You may be wondering how you can practice autonomy during your therapy sessions. This may look different for everyone so take time to find the approaches that feel right for you. There are some forms of self-advocacy that may feel better starting with.
- Collaborative Planning - Discuss a plan with your therapist to highlight areas of focus. As a team you and your therapist can work together to set goals, determine the pace of treatment, and identify interventions. This can be helpful to fall back on during those sessions where there isn’t much to talk about. During this planning you can explore the responsibility breakdown and discuss who is responsible for which parts of the treatment process.
- Providing Feedback - If something isn’t working for you in session let your therapist know. Whether something was said to make you uncomfortable or you need to slow the pace down, provide your therapist with this feedback. It can be helpful to let your therapist know what is working for you and what you need more of. Asking questions for clarity and comfort can help build an open and collaborative relationship.
- Setting Boundaries - Voicing your boundaries in therapy can help foster a sense of emotional safety and personal agency. Asking for what you need and stating your limits, preferences, or values allow for a genuine and supportive therapeutic relationship.
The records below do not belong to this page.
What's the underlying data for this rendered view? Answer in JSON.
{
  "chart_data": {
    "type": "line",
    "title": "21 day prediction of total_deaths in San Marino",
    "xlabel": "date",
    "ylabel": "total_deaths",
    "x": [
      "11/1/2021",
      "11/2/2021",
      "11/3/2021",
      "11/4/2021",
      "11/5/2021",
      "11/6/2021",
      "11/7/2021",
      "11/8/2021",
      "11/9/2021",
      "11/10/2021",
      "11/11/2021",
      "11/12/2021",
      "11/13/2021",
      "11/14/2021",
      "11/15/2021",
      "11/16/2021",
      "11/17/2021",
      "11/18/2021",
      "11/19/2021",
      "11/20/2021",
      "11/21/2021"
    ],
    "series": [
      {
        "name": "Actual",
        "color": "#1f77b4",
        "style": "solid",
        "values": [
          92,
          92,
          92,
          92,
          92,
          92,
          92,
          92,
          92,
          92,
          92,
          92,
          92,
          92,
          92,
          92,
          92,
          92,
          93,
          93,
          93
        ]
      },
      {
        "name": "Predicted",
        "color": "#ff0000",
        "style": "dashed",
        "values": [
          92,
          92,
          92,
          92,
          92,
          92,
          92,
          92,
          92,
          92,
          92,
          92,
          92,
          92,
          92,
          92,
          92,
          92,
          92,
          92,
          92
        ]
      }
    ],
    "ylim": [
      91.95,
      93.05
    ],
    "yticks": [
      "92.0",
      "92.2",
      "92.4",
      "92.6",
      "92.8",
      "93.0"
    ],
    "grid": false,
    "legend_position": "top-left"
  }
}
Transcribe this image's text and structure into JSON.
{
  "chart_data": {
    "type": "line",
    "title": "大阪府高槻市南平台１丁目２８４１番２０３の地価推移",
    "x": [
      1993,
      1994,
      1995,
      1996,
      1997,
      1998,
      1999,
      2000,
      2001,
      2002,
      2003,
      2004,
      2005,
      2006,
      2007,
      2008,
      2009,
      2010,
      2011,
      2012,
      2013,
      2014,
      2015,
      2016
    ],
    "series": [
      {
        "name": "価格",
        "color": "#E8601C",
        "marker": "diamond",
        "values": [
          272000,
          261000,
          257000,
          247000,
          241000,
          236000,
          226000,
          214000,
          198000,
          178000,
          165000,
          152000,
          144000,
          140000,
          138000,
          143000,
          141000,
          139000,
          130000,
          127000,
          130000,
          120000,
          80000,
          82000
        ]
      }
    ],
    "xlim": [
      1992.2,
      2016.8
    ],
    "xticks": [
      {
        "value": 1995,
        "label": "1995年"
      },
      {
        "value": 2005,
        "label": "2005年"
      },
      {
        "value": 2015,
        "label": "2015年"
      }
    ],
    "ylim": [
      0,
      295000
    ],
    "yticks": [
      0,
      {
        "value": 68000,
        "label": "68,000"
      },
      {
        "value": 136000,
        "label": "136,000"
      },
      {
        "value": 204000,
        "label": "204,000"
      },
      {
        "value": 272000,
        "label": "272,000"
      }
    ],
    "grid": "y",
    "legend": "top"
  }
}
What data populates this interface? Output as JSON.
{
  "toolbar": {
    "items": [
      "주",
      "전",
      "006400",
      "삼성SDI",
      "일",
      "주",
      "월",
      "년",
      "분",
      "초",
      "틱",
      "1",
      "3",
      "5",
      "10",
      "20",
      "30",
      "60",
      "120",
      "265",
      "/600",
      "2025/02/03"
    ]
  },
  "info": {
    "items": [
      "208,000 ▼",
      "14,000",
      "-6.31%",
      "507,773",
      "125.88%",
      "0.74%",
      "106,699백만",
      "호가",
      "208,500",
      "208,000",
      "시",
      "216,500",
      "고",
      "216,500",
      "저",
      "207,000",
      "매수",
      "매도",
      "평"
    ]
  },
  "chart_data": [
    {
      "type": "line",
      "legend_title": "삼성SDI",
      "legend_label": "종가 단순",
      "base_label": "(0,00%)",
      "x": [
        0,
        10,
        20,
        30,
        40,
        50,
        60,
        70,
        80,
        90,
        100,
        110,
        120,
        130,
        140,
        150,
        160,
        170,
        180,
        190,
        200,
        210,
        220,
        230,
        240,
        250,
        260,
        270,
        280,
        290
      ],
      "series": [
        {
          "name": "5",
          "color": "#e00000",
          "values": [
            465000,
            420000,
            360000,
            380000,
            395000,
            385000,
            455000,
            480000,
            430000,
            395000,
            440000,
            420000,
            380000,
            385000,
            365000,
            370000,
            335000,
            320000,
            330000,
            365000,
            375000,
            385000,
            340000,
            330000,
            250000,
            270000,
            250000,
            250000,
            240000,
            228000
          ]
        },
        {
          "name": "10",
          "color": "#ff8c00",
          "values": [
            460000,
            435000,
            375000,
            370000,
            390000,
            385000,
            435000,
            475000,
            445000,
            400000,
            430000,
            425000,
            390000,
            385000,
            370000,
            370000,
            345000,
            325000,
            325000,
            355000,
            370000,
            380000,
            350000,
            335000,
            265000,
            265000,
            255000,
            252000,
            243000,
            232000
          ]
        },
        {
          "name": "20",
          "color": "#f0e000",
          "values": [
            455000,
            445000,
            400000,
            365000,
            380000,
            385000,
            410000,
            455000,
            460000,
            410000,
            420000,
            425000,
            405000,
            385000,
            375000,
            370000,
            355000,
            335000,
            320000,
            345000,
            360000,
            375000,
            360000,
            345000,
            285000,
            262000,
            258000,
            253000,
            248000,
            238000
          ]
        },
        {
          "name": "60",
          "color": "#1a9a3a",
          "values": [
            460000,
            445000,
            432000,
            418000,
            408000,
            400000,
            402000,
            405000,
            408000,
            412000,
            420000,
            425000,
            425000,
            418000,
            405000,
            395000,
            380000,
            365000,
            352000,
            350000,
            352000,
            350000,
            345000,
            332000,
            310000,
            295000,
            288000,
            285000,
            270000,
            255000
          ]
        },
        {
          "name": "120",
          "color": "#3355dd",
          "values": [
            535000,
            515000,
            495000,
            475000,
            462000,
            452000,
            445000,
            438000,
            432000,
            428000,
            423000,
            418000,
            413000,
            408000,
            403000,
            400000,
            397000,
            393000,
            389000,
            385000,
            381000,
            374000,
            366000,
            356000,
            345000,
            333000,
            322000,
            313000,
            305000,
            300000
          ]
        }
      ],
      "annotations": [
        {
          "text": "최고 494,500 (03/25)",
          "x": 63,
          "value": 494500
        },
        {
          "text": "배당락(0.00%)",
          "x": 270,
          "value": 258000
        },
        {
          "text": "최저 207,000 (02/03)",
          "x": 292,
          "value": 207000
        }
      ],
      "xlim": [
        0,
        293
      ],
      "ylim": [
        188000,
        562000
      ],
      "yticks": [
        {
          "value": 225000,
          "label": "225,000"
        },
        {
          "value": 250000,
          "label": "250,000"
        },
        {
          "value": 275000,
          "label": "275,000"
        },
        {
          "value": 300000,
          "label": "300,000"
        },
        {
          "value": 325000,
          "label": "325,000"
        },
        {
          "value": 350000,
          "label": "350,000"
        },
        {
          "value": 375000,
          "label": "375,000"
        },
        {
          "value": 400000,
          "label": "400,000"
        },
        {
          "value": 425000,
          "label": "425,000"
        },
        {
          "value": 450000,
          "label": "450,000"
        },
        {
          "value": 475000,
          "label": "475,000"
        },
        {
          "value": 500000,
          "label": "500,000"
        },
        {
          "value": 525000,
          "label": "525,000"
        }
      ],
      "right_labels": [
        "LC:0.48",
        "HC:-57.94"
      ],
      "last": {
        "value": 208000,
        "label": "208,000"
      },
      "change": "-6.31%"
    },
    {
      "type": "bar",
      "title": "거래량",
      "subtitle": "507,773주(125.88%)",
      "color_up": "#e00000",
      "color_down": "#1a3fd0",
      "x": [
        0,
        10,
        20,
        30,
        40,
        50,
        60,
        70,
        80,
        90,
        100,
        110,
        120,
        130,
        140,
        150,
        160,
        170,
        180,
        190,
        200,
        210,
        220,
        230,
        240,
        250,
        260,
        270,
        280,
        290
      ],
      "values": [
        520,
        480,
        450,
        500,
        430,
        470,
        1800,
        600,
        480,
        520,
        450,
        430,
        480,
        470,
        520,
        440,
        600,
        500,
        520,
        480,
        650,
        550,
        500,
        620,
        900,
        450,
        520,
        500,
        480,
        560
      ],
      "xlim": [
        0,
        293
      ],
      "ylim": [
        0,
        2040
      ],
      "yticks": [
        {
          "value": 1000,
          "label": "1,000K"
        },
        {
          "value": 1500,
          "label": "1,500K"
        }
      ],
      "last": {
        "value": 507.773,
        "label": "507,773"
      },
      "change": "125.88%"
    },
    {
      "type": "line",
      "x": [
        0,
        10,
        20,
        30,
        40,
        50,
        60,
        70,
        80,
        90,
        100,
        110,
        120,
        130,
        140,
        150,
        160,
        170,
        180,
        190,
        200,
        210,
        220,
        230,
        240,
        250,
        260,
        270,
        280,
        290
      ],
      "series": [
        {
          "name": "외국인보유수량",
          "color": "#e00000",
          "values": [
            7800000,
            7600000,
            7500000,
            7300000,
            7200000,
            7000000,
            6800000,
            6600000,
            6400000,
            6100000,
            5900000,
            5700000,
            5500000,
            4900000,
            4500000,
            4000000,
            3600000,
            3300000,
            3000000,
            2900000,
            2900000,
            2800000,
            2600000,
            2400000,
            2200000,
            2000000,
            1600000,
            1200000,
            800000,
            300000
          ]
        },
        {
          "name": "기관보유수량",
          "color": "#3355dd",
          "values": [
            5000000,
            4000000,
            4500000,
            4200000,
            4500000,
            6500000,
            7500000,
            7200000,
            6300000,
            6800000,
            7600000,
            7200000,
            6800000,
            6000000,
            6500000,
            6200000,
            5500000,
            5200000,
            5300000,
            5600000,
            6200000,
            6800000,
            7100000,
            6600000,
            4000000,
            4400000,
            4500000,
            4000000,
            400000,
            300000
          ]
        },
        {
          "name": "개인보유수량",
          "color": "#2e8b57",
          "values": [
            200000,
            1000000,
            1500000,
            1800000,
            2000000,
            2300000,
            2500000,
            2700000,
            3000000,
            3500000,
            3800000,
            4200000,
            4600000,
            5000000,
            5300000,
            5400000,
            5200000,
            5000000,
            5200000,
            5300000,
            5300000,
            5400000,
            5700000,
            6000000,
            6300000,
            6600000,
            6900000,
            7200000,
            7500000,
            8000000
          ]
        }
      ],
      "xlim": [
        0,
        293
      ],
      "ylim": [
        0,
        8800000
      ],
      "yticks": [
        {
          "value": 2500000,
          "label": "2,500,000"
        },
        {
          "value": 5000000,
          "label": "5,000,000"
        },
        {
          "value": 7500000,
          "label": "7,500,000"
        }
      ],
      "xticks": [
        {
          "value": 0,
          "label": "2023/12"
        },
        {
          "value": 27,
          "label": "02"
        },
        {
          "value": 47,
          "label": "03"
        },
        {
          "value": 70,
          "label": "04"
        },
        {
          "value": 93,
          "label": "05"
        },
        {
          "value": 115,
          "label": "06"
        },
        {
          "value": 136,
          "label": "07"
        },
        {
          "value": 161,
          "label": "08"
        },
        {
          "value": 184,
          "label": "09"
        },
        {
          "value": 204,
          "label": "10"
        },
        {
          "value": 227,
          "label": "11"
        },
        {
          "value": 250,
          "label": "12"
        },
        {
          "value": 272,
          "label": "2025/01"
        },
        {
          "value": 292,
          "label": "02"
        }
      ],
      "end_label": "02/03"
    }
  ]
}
This can look like needing to take breaks from sessions, switching to a different topic, or changing your schedule ‘just’ to make it easier for you. If you struggle with boundary setting in your personal life, this can be a great space to practice those skills.
Practicing self-advocacy is a great way to embrace your autonomy during your healing journey. This approach fosters trust between you and your therapist and assures your treatment aligns with your values. Vulnerability can be difficult so take it slow and steady. Start by choosing a form of advocacy that feels the least risky to you. Autonomy is a way to give yourself permission to show up authentically. Remember, therapy is a safe space and you are allowed to validate your needs by voicing them, and you deserve to be heard.